-1

I have discovered R a couple of years ago and it has been very handy to clean up dataframes, prepare some data and to handle other basic tasks.

Now I would like to try using R to apply basic treatments but on many different files stored in different folders at once.

Here is the script I would like to improve into one function that would loop through my folder "dataset_2006" and "dataset_2007" to do all the work.

library(dplyr)
library(readr)
library(sf)
library(purrr)

setwd("C:/Users/Downloads/global_data/dataset_2006")

shp2006 <- list.files(pattern = 'data_2006.*\\.shp$',  full.names = TRUE) 
listOfShp <- lapply(shp2006, st_read)
combinedShp <- do.call(what = sf:::rbind.sf, args=listOfShp)

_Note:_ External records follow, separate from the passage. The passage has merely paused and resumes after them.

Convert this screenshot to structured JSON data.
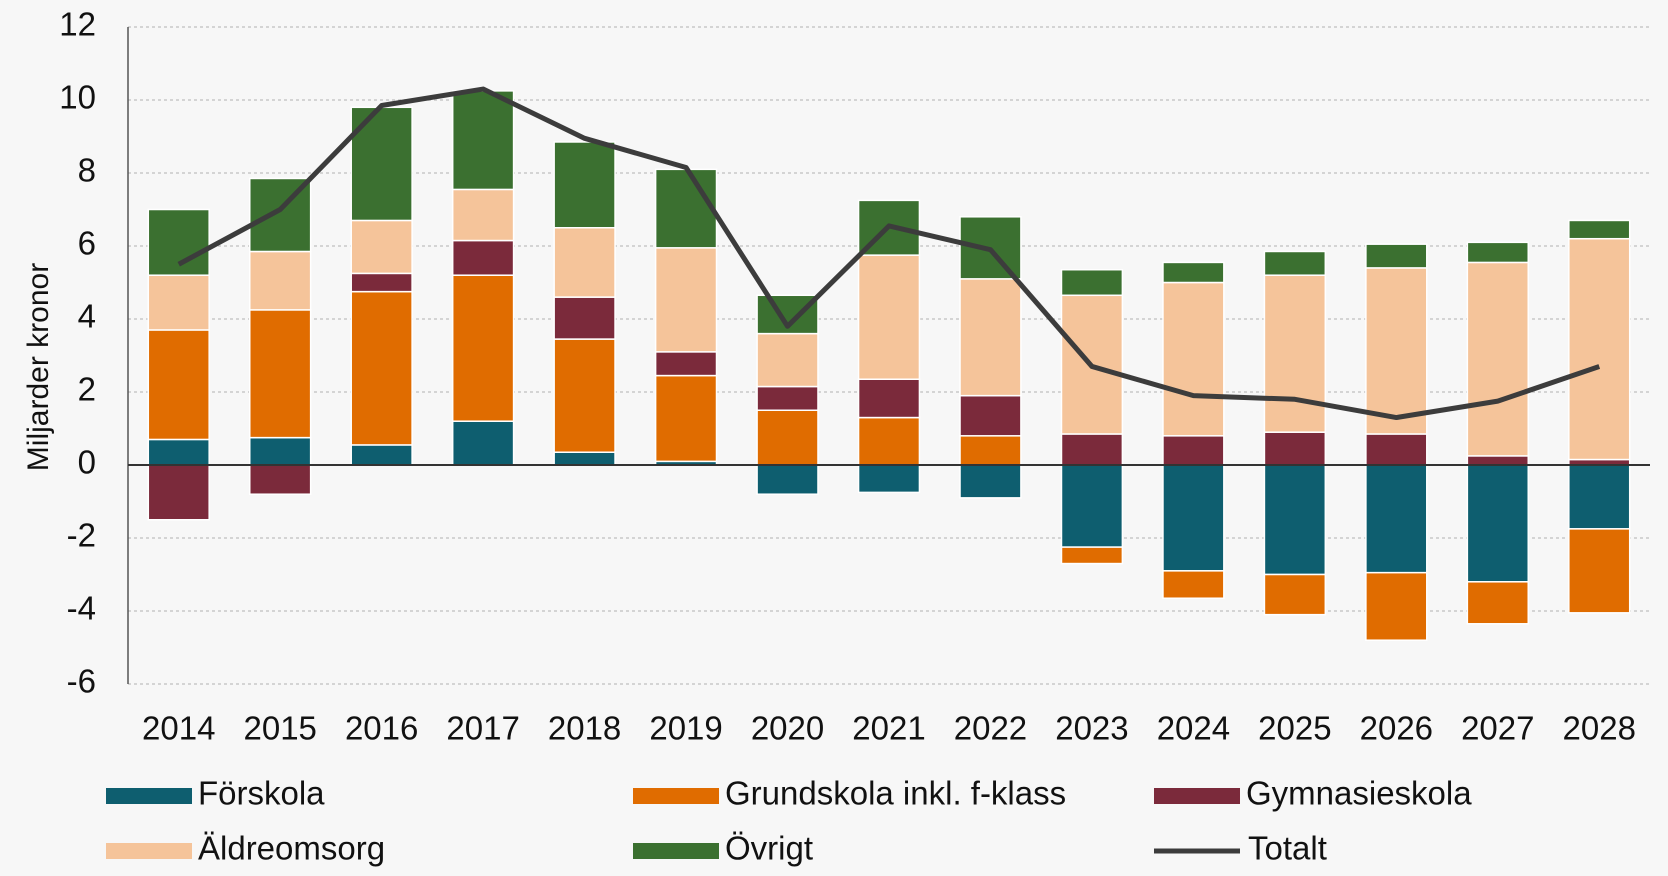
{
  "chart_data": {
    "type": "bar",
    "stacked": true,
    "y_label": "Miljarder kronor",
    "categories": [
      "2014",
      "2015",
      "2016",
      "2017",
      "2018",
      "2019",
      "2020",
      "2021",
      "2022",
      "2023",
      "2024",
      "2025",
      "2026",
      "2027",
      "2028"
    ],
    "series": [
      {
        "name": "Förskola",
        "color": "#0e5e6f",
        "values": [
          0.7,
          0.75,
          0.55,
          1.2,
          0.35,
          0.1,
          -0.8,
          -0.75,
          -0.9,
          -2.25,
          -2.9,
          -3.0,
          -2.95,
          -3.2,
          -1.75
        ]
      },
      {
        "name": "Grundskola inkl. f-klass",
        "color": "#e06c00",
        "values": [
          3.0,
          3.5,
          4.2,
          4.0,
          3.1,
          2.35,
          1.5,
          1.3,
          0.8,
          -0.45,
          -0.75,
          -1.1,
          -1.85,
          -1.15,
          -2.3
        ]
      },
      {
        "name": "Gymnasieskola",
        "color": "#7b2a3b",
        "values": [
          -1.5,
          -0.8,
          0.5,
          0.95,
          1.15,
          0.65,
          0.65,
          1.05,
          1.1,
          0.85,
          0.8,
          0.9,
          0.85,
          0.25,
          0.15
        ]
      },
      {
        "name": "Äldreomsorg",
        "color": "#f5c49a",
        "values": [
          1.5,
          1.6,
          1.45,
          1.4,
          1.9,
          2.85,
          1.45,
          3.4,
          3.2,
          3.8,
          4.2,
          4.3,
          4.55,
          5.3,
          6.05
        ]
      },
      {
        "name": "Övrigt",
        "color": "#3b7030",
        "values": [
          1.8,
          2.0,
          3.1,
          2.7,
          2.35,
          2.15,
          1.05,
          1.5,
          1.7,
          0.7,
          0.55,
          0.65,
          0.65,
          0.55,
          0.5
        ]
      },
      {
        "name": "Totalt",
        "type": "line",
        "color": "#3c3c3c",
        "values": [
          5.5,
          7.0,
          9.85,
          10.3,
          8.95,
          8.15,
          3.8,
          6.55,
          5.9,
          2.7,
          1.9,
          1.8,
          1.3,
          1.75,
          2.7
        ]
      }
    ],
    "ylim": [
      -6,
      12
    ],
    "yticks": [
      -6,
      -4,
      -2,
      0,
      2,
      4,
      6,
      8,
      10,
      12
    ],
    "grid": true
  }
}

#import and merge CSV files into one data frame
folderfiles <- list.files(pattern = 'csv_2006_.*\\.csv$', full.names = TRUE) 

csv_data <- folderfiles %>% 
  set_names() %>% 
  map_dfr(.f = read_delim,
          delim = ";",
          .id = "file_name")

new_shp_2006 <- merge(combinedShp, csv_data , by = "ID") %>% filter(label %in% c("AR45T", "GK879"))
   
st_write(new_shp_2006 , "new_shp_2006.shp", overwrite = TRUE)




setwd("C:/Users/Downloads/global_data/dataset_2007")

shp2007 <- list.files(pattern = 'data_2007.*\\.shp$',  full.names = TRUE) 
listOfShp <- lapply(shp2007, st_read)
combinedShp <- do.call(what = sf:::rbind.sf, args=listOfShp)

#import and merge CSV files into one data frame
folderfiles <- list.files(pattern = 'csv_2007_.*\\.csv$', full.names = TRUE) 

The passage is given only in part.